Wer hier antwortet, dass er sich über Kritik freut und Sie gern annimmt, stellt sich als Musterschüler dar und ist wenig glaubwürdig.

Außergewöhnliche Antwort: „Grundsätzlich freut mich Kritik nicht besonders, schließlich bedeutet sie ja, dass etwas besser hätte laufen können. Ich habe aber gelernt, dass Kritik sehr hilfreich und lehrreich ist und dadurch künftige Fehler vermieden werden können. (Pause) Vielleicht sollte man das Wort Kritik gegen Feedback tauschen. Jeder braucht die Information, ob die Dinge in Ordnung sind und ob in Zukunft etwas anders getan werden muss.“

7.Schwächen

Die Frage nach den Schwächen ist in Wirklichkeit eine Frage nach dem Umgang mit den Schwächen. Wie nehmen Sie sie wahr? Wie wirken sie sich auf das Tagesgeschäft aus?

Außergewöhnliche Antwort: „Ich stecke mir selbst gern hohe Ziele und erwarte das auch von anderen. Ich weiß aber auch, dass es Situationen geben kann, in denen diese Eigenschaft zu einer Schwäche wird und Misserfolg oder unnötiges Warten mich dann enttäuschen. Heute gewinne ich erst einmal etwas Abstand und erledige eine andere kleine Aufgabe.

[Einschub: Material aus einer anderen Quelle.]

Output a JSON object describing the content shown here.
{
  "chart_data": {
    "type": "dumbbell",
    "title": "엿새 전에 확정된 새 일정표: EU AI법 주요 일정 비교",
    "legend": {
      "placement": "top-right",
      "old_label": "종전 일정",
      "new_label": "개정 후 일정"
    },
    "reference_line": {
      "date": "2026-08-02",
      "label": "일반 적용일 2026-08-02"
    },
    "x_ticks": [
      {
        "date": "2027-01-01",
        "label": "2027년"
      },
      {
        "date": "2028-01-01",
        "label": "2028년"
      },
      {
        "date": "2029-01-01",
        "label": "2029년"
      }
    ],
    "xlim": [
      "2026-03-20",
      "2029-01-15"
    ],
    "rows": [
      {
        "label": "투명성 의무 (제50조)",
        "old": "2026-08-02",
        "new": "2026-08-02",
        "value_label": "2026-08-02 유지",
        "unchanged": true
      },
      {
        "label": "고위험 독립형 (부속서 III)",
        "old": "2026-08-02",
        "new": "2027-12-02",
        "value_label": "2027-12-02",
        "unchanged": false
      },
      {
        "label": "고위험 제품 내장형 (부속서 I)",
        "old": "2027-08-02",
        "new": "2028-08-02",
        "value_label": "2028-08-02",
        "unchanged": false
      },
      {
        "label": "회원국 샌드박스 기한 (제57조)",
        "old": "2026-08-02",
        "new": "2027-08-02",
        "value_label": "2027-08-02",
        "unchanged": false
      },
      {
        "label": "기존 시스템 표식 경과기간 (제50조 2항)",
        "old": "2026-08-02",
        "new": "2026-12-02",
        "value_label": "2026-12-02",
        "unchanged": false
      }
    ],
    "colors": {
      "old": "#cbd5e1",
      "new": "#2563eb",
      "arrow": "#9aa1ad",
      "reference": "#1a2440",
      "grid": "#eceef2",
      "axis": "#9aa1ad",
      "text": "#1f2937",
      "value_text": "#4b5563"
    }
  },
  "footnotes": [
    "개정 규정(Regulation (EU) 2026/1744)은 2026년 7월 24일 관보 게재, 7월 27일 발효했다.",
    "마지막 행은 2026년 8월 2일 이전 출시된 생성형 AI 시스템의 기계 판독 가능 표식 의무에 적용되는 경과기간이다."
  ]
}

Gestärkt durch das Erfolgsgefühl kann ich mich dann wieder dem aktuellen Projekt widmen. Mit dieser Strategie erledige ich in der zeit, in der ich früher nicht so produktiv gewesen wäre, eine ganz andere Aufgabe nebenbei.“

8. Verdienst.

Stellt hier nicht ein paar Zahlen in den Raum, wenn Ihr bespielsweiße sagt, von bis, dann kann sich euer Zukünftiger Arbeitgeber auch an eurem niedrigsten Gebot festsetzen. Sagt lieber was sache ist.

Außergewöhnliche Antwort: „Ich habe im Vorfeld viel über die Anforderungen der Stelle nachgedacht. Jetzt, da wir über die Aufgaben gesprochen haben, habe ich ein noch klareres Bild gewonnen und bin sicher, dass ich den Anforderungen gewachsen bin. Meine Gehaltsvorstellung liegt zwischen 52.000 und 56.000 Euro im Jahr, Ich weiß, dass das viel Geld ist. Ich bin aber auch bereit, mich daran messen zu lassen.“

9. Haben sie noch fragen ?

Hier zeigt sich, wie gut der Kandidat vorbereitet ist, und ob ihm die Stelle interessiert. Nutzen Sie die Frage als Chance, ganz nach dem Motto: Der erste Eindruck ist entscheidend, der letzte Eindruck bleibt. Wie soll Sie Ihr gesprächspartner in Erinnerung behalten? Als jemand, der seinen Urlaubsanspruch klärt? Besser ist es, etwa nach der konkreten Einarbeitung zu fragen.

Also liebe Leute, zeigt was in euch steckt, und holt euch den Job den Ihr wollt.